Iraq: towards the liberation of the plain of Nineveh?
On September 13, 2016, the Chaldean Patriarch of Babylon, Patriarch Louis Raphael I Sako, launched an appeal, published by agency Fides, to bring the city of Mosul and its whole region back to life, after the announced defeat of the jihadis of the so-called “Islamic State” (IS). These days, the means of communication recall “the preparations for the Battle of Mosul” and, once more the need for a “great humanitarian project” is in the air. The possible civil renaissance of the zones taken back by from the jihadis, he stated, will begin with mine-clearing. The international coalition is considering liberating Mosul and the plain of Nineveh, according to Radio Vatican, within the next year. IS’s control of these territories, seized during summer of 2014, is slowly slipping: several villages were liberated last May.

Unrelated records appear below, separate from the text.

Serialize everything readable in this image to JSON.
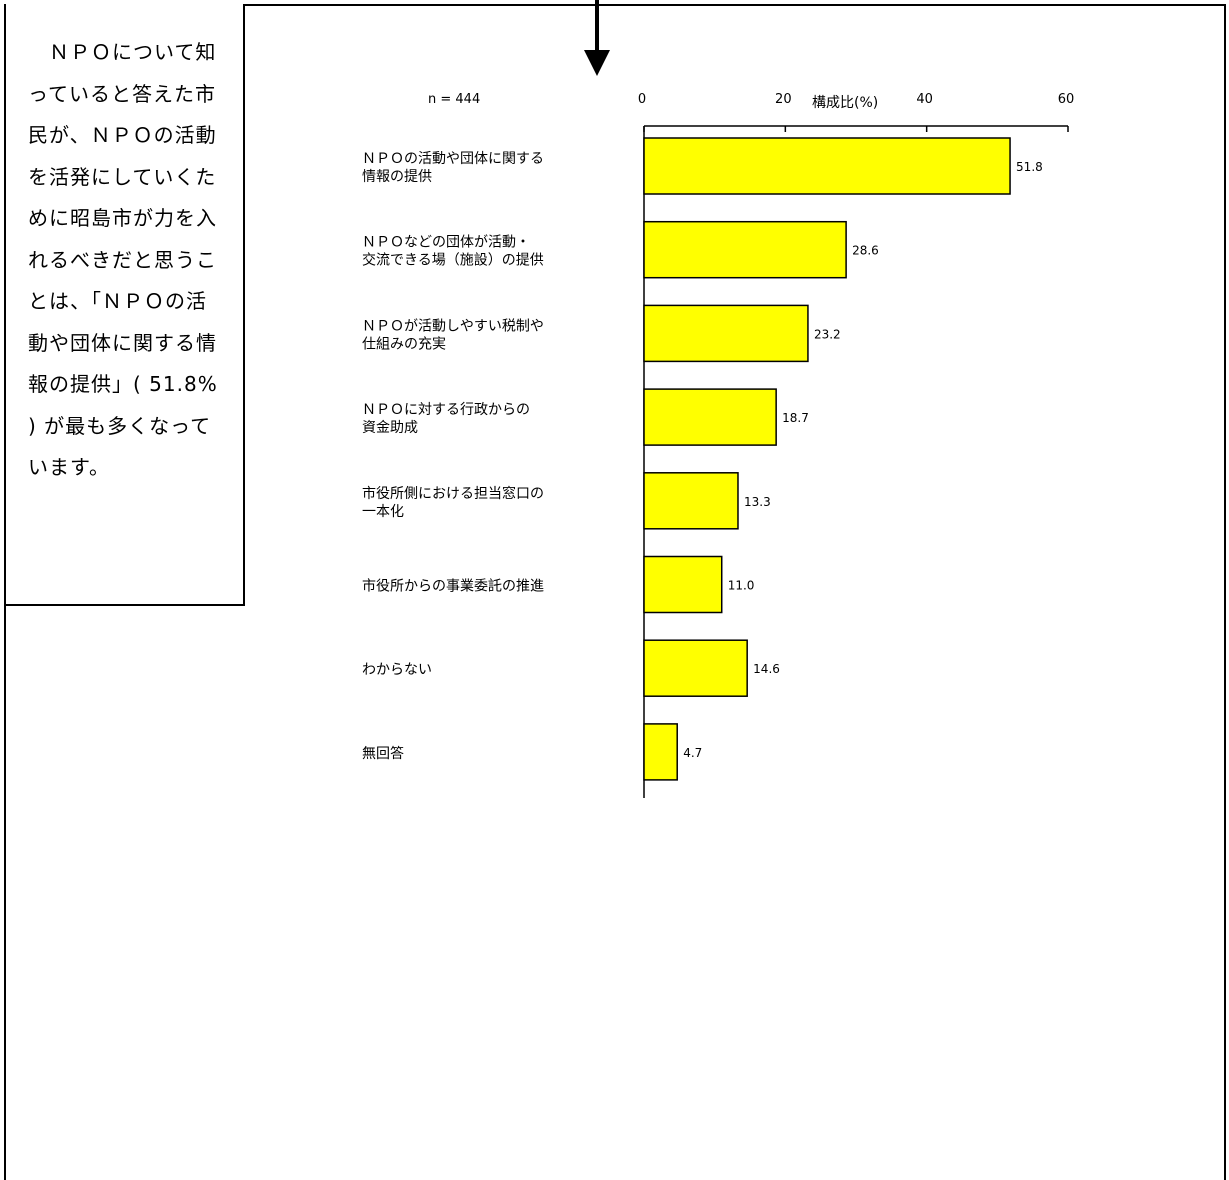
{
  "callout": {
    "text": "　ＮＰＯについて知っていると答えた市民が、ＮＰＯの活動を活発にしていくために昭島市が力を入れるべきだと思うことは、「ＮＰＯの活動や団体に関する情報の提供」( 51.8% ) が最も多くなっています。"
  },
  "chart_data": {
    "type": "bar",
    "orientation": "horizontal",
    "n_label": "n = 444",
    "xlabel": "構成比(%)",
    "xlim": [
      0,
      60
    ],
    "xticks": [
      0,
      20,
      40,
      60
    ],
    "grid": false,
    "bar_color": "#ffff00",
    "categories": [
      [
        "ＮＰＯの活動や団体に関する",
        "情報の提供"
      ],
      [
        "ＮＰＯなどの団体が活動・",
        "交流できる場（施設）の提供"
      ],
      [
        "ＮＰＯが活動しやすい税制や",
        "仕組みの充実"
      ],
      [
        "ＮＰＯに対する行政からの",
        "資金助成"
      ],
      [
        "市役所側における担当窓口の",
        "一本化"
      ],
      [
        "市役所からの事業委託の推進"
      ],
      [
        "わからない"
      ],
      [
        "無回答"
      ]
    ],
    "values": [
      51.8,
      28.6,
      23.2,
      18.7,
      13.3,
      11.0,
      14.6,
      4.7
    ],
    "value_labels": [
      "51.8",
      "28.6",
      "23.2",
      "18.7",
      "13.3",
      "11.0",
      "14.6",
      "4.7"
    ]
  }
}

But they remain inaccessible to their residents because they are booby-trapped: fields, roads and infrastructures are sown with mines by the jihadists.
The Nineveh plain since the monastery Alqosh. (Photo credit: Fraternite en Irak).
In a reflective analysis of the Iraqi political situation released on September 5, Patriarch Sako examines the various possible scenarios in the plain of Nineveh. After the return of the evacuees and the reestablishment of generally stable conditions, the inhabitants of the area will need to be guaranteed the possibility of choosing, through the medium of a free referendum, if they wish to remain under the jurisdiction of the central government of Baghdad, if they prefer to join the autonomous region of Iraqi Kurdistan, or if they want to be part of “the eventual Sunni state.” The Patriarch emphasizes that since the American intervention of 2003 that brought about Saddam Hussein’s fall from power, no real process of consolidation of democratic tenets has been inaugurated in Iraq, nor have “the right persons” been appointed “to the right place, according to their qualifications and not favoritism.” Since then, he says, the number of Christians in Iraq has fallen drastically, and in future “it must be borne in mind that a military victory over the jihadists of the so-called Islamic State does not equal the resolution of the problem of the spread of extremist ideology that must be dismantled.”
Bishop Shlemon Warduni, Chaldean auxiliary bishop of Bahgdad, lamented on Radio Vatican, September 29, that the international community is not more invested when it, too, is threatened by Islamic terrorism.